The annual general meeting (AGM) mini-season for companies with December 31 balance dates finished on Friday, although ASIC has granted a two-month extension for stragglers who couldn’t get their act together during the COVID-19 shutdown.
Not many companies opted for delay beyond May 31.
As this chronological list shows, the oOH!media AGM is being held tomorrow and G8 Education is scheduled for June 17. However, all ASX100 companies stuck with the usual timeframe meaning the likes of Rio Tinto, Woodside, Santos, Alumina, AMP, Sydney Airport, IRESS, Iluka Resources, OZ Minerals, Scentre Group, Adelaide Brighton and CIMIC held their AGMs in April or May.
Unsurprisingly, given the long history of poor governance by the Murdoch family, the News Corp-controlled Brisbane Broncos is one of the few December 31 balance date companies yet to set a date for its AGM.
When compared with the federal and state governments suspending parliaments and deferring budgets, public companies have generally done quite well in keeping the show on the road. However, as was flagged in this April 2 Crikey piece, scrutiny of boards was definitely reduced by the lack of physical gatherings.
Hardly any shareholders actually turned up to an AGM during this period given that they were banned from most of them and the small number of companies, such as CIMIC, which only “strongly discouraged” attendance, managed to kept physical attendance close to zero.
As this list shows, for the earlier AGMs such as Scentre Group, Woodside and Santos, it became a familiar routine of first releasing the notice of meeting strongly discouraging physical attendance and then later updating that, with much regret, physical attendance was no longer allowed.
Later on in the season, companies went straight for the online-only version with the likes of Sydney Airport not even saying in the notice of meeting where the directors would be conducting the online meeting from.
You got the sense that lots of companies loved the fact they didn’t have to deal with shareholders directly and would relish moving permanently to an online-only model.
The online AGM meant it was the chair and CEO who did the heavy lifting with most other directors sidelined and not required. This high-quality webcast of the one hour and 51 minute Woodside Energy AGM was a good example of a chair and CEO sitting together running an extended interactive AGM.
However, Woodside did not offer a facility for unscripted oral questions although, as with most companies, shareholders could submit written questions before the meeting or type in written questions during the meeting which chair Richard Goyder duly read out and then answered.
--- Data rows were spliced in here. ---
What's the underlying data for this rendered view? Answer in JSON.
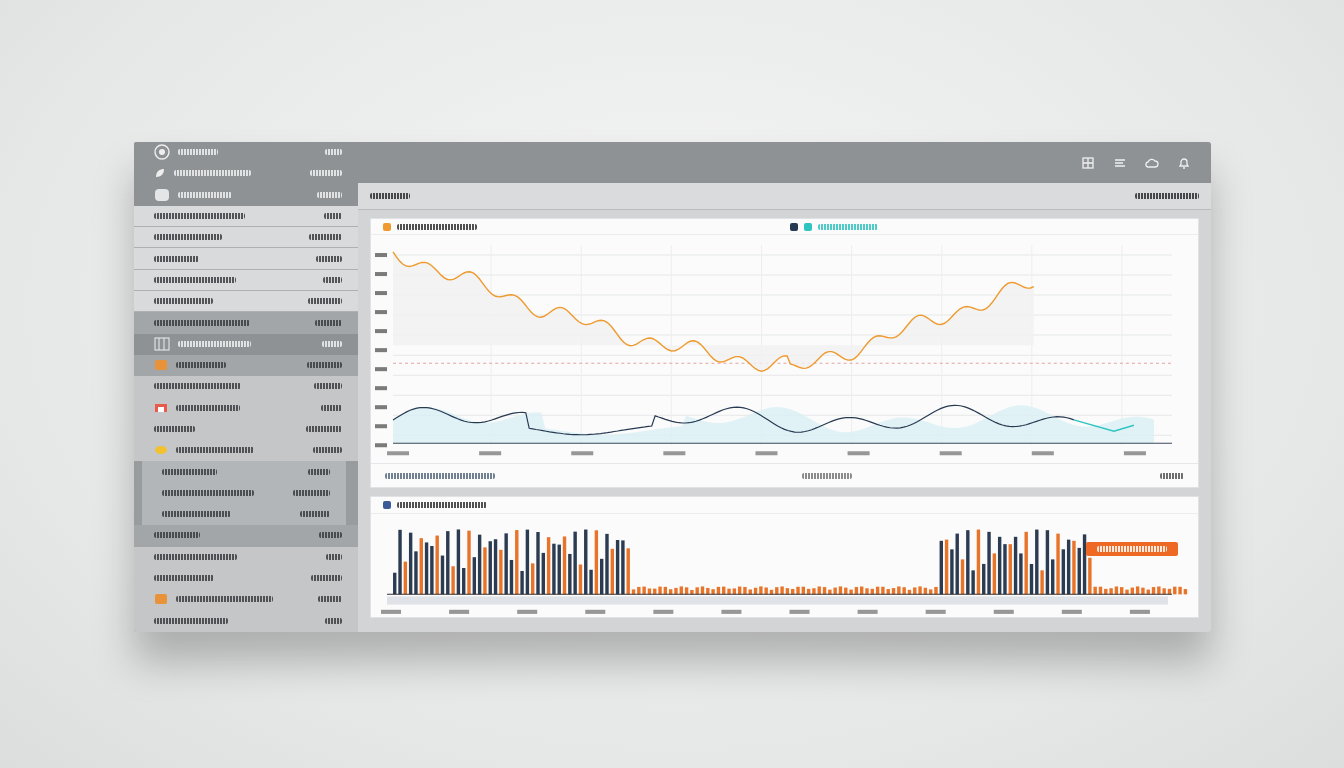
{
  "toolbar_icons": [
    {
      "kind": "grid"
    },
    {
      "kind": "lines"
    },
    {
      "kind": "cloud"
    },
    {
      "kind": "bell"
    }
  ],
  "sidebar": {
    "rows": [
      {
        "kind": "dark"
      },
      {
        "kind": "dark"
      },
      {
        "kind": "dark"
      },
      {
        "kind": "light"
      },
      {
        "kind": "light"
      },
      {
        "kind": "light"
      },
      {
        "kind": "light"
      },
      {
        "kind": "light"
      },
      {
        "kind": "mid"
      },
      {
        "kind": "dark"
      },
      {
        "kind": "mid"
      },
      {
        "kind": "plain"
      },
      {
        "kind": "plain"
      },
      {
        "kind": "plain"
      },
      {
        "kind": "plain"
      },
      {
        "kind": "inset"
      },
      {
        "kind": "inset"
      },
      {
        "kind": "inset"
      },
      {
        "kind": "mid"
      },
      {
        "kind": "plain"
      },
      {
        "kind": "plain"
      },
      {
        "kind": "plain"
      },
      {
        "kind": "plain"
      }
    ]
  },
  "line_panel": {
    "series": [
      {
        "color": "#ee9a2e"
      },
      {
        "color": "#263a52"
      },
      {
        "color": "#2ec4c0"
      }
    ]
  }
}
Some companies, such as Scentre Group and CIMIC, received no questions during the meeting and ran rapid-fire AGMs. The climate activists still ensured there was plenty of debate in the resources sector with the best example being Rio Tinto which had a two-hour online AGM where about 10 different shareholders asked unscripted oral questions over the phone line.
Rio’s chairman was in London and the CEO was in Sydney. It lost brownie points for only offering up audio rather than video of its leadership team, but the debate was excellent and activist group Market Forces was pleased when its climate resolution opposed by the board received an impressive 37% proxy support.
Santos also had excellent climate-related debate with big climate protest votes but it deserves a brickbat for not offering live voting during its online AGM, meaning that groups such as the Australian Shareholders’ Association had to come to private arrangements when it came to voting its undirected proxies.
Most companies did offer live voting and this should continue.
Coca-Cola Amatil responded positively to a request to release the proxy votes before the meeting started, something which all companies should do.
This is to avoid the Woodside situation where it withheld disclosure of the record-breaking protest vote over its carbon disclosure policies until the last minute of the AGM when there was no further opportunity to ask questions about how the company intended to respond.
All up, the AGM mini-season had less scrutiny than usual but was a giant step forward for what should become mandatory hybrid AGMs where shareholders can ask live unscripted oral questions from the meeting itself or the comfort of home.
The physical AGM should never be discarded, as US law now allows, because there is nothing quite like the accountability of seeing the whites of the eyes of the directors during a period of sustained questioning whilst voting remains open for those in the room.
Rather than flying to the US to quiz Rupert Murdoch at his Fox Corp and News Corp AGMs, it would be far easier to ask live questions from home in Melbourne.
We just need the law in both Australia and the US to be changed so that live online questions and voting are made mandatory, along with the physical AGM for those who still want to turn up and chat with the directors.